An attempt to unmask those corroding our democratic setup
A Potpourri of Vestiges Review
By Murtaza Ali
Featured in IMDb Critic Reviews
|Jai Ho! Democracy (2015) - By Ranjit Kapoor|
Our Rating: 7.0
IMDb Ratings: 6.0
Genre: Comedy | War
Cast: Om Puri, Annu Kapoor, Satish Kaushik
Cast: Om Puri, Annu Kapoor, Satish Kaushik
Runtime: 85 min
Summary: A freak incident in an Indian camp along the LoC triggers a war of words with their Pakistani counterparts on the other side of the no-man's land. News of this standoff between the two camps gets leaked to a news reporter and in no time, spreading rumors on national television that India and Pakistan are on the brink of a war. The Home Minister, in a bid to buy time, sets up a committee meeting to discuss the situation, submitting that they will decide whether India should go on war or not.
Jai Ho! Democracy is an Indian satirical comedy co-directed by Ranjit Kapoor and Bikramjeet Singh Bhullar. The movie stars renowned thespians like Om Puri, Annu Kapoor, Seema Biswas, Adil Hussain and Satish Kaushik in pivotal roles. The central theme of the movie is the policy paralysis that the yesteryear Indian governments have been notorious for. Jai Ho! Democracy satirizes how the powers-that-be procrastinate things endlessly, choosing to play the fiddle while Rome burns to ashes. The movie also takes a dig at the media by highlighting its desperation to focus upon the trivial issues.
|Annu Kapoor as former Chief Justice Ramalingam|
Jai Ho! Democracy is an attempt on the part of Ranjit Kapoor—the mastermind behind the cult classic Jaane Bhi Do Yaaro (1983)—to recreate the old magic. Does he succeed? Well, the answer is Yes… and No. Yes, because he revisits the old motifs with the same honesty and precision. There are moments in the film that call for unbridled joy and laughter. There are some tender moments in there as well but the high humor quotient inevitably gets the better of them. No, because the sharp-tongued criticism, dark humor, and the ambiguously incriminating tone of Jaane Bhi Do Yaaro remains unmatched.

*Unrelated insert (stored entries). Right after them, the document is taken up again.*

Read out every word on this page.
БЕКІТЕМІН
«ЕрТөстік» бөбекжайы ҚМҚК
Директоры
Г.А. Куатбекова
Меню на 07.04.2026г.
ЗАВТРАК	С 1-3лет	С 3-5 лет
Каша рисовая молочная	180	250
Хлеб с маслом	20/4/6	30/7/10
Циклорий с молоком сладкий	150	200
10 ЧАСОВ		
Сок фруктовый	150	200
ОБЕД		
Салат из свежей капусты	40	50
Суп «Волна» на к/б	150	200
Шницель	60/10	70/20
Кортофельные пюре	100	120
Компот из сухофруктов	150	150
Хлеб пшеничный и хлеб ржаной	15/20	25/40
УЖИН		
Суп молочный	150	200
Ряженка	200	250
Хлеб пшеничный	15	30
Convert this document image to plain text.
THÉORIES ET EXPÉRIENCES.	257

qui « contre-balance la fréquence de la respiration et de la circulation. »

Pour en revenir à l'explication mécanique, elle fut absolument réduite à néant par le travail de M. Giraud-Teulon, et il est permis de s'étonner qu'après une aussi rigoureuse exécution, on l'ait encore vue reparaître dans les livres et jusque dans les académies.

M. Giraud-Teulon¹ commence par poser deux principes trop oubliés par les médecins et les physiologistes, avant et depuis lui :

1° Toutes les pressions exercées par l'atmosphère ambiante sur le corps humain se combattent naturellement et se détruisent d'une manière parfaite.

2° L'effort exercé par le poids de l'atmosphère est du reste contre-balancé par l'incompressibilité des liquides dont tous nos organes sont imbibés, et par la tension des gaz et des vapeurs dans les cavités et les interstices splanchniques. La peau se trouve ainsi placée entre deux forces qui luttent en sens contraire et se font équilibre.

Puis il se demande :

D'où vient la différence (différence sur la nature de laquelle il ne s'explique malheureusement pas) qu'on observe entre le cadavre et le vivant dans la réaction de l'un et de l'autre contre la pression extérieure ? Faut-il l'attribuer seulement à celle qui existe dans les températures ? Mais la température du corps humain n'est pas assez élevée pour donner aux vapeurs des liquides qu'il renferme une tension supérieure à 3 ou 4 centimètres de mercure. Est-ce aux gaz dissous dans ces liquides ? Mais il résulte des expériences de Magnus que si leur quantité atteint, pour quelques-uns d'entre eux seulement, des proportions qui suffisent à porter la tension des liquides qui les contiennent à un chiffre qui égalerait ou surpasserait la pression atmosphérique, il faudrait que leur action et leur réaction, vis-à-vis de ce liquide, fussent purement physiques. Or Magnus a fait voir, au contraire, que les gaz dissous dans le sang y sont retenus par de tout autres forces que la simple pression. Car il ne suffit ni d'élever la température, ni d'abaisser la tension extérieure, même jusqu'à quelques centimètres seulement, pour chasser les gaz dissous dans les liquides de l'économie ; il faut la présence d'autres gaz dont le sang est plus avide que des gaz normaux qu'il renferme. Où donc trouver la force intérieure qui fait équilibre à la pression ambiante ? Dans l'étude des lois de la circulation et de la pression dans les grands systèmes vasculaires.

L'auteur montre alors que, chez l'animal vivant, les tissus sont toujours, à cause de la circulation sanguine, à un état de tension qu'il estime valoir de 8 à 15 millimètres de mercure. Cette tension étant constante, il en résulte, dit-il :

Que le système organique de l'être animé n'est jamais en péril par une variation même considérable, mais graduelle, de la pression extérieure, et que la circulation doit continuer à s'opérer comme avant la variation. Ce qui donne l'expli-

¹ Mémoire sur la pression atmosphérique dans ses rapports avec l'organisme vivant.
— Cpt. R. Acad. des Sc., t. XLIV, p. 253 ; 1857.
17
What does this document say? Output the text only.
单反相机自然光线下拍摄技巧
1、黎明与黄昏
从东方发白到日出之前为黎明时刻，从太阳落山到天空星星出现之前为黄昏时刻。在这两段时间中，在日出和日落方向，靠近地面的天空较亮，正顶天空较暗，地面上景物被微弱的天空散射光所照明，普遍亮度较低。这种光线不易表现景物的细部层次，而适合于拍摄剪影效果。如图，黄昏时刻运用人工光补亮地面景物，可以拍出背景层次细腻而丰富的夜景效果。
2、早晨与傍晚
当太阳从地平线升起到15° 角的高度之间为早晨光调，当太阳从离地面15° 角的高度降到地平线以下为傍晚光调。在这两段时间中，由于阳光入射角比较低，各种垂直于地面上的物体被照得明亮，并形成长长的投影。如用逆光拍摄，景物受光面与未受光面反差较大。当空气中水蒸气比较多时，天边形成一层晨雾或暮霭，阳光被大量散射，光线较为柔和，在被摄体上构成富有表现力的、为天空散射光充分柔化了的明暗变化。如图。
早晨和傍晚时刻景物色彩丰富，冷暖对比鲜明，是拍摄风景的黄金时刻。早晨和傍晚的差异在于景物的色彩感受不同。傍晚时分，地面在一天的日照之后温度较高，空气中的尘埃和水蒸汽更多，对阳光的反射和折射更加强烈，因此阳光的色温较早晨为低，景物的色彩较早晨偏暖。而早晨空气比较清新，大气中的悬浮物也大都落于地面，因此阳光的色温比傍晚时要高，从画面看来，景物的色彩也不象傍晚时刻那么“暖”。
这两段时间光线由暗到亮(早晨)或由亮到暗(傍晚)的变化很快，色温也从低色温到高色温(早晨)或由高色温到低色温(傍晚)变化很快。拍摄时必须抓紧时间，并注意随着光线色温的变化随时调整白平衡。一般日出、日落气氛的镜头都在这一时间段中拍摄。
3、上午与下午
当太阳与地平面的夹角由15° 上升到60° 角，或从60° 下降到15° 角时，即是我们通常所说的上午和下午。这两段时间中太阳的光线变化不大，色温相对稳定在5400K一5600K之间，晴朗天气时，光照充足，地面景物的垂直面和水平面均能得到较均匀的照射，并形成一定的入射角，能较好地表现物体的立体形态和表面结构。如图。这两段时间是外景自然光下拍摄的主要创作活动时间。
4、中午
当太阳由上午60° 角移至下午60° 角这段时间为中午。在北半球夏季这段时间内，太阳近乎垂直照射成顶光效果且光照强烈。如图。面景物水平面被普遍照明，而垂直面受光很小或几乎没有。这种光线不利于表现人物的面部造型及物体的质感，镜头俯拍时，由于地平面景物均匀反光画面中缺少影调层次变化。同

|Om Puri (left) as right-wing heavyweight Pandeyji|
Jai Ho! Democracy is a straightforward satire that takes a dig at the opportunistic politicians who lack the intent to act fact and according to the needs of the time in the best interest of the nation. All they are interested in is power and once they get hold of it, by hook or by crook, they are too reluctant to wield it for the benefit of their countrymen. They are masters at filibustering and often indulge in meaningless debates (both inside and outside the parliament) to cause unnecessary delays. For these political parasites, democracy is a sham. In the words of Mahatma Gandhi: “Democracy is a great institution and therefore it is liable to be greatly abused.”
|Satish Kaushik as MoS (Defence) Harpool Choudhry|
Media is often regarded as the fourth pillar of democracy. It is the duty of the media to act with great responsibility while dealing with issues of national importance. And yet we are witnessing an unprecedented rise in yellow journalism with the advent of 24/7 private news channels—there is a desperate urge in the electronic media to sensationalize trivial issues for the sake of TRP. In Jai Ho! Democracy, we see how an overzealous reporter blows a news of a minor standoff between the Indian and Pakistani soldiers along the LoC out of proportion, thereby dragging India and Pakistan on the brink of a war. And, viola, a high profile committee is set up to decide over the future course of action in retaliation to the aggression shown by the Pak army!
|A Still from Jai Ho! Democracy|
Overall, Jai Ho! Democracy serves as a great eye-opener, a relevant satire on the opportunistic politicians and the irresponsible media. And while it fails to pack a punch like Jaane Bhi Do Yaaro, it nonetheless succeeds in its attempt to unmask the shifty politicians and the manipulative media corroding our democratic setup. It also succeeds in delivering a message of love to the people on both sides of the border. Jai Ho! Democracy certainly lacks the razzmatazz of a typical masala film from Bollywood but it more than compensates for it with its honest criticism and relevant social message. The movie both entertains and offers ample food for thought. However, the casual viewers looking for pop-cornish entertainment are bound to nitpick in want of some pretty faces and escapism.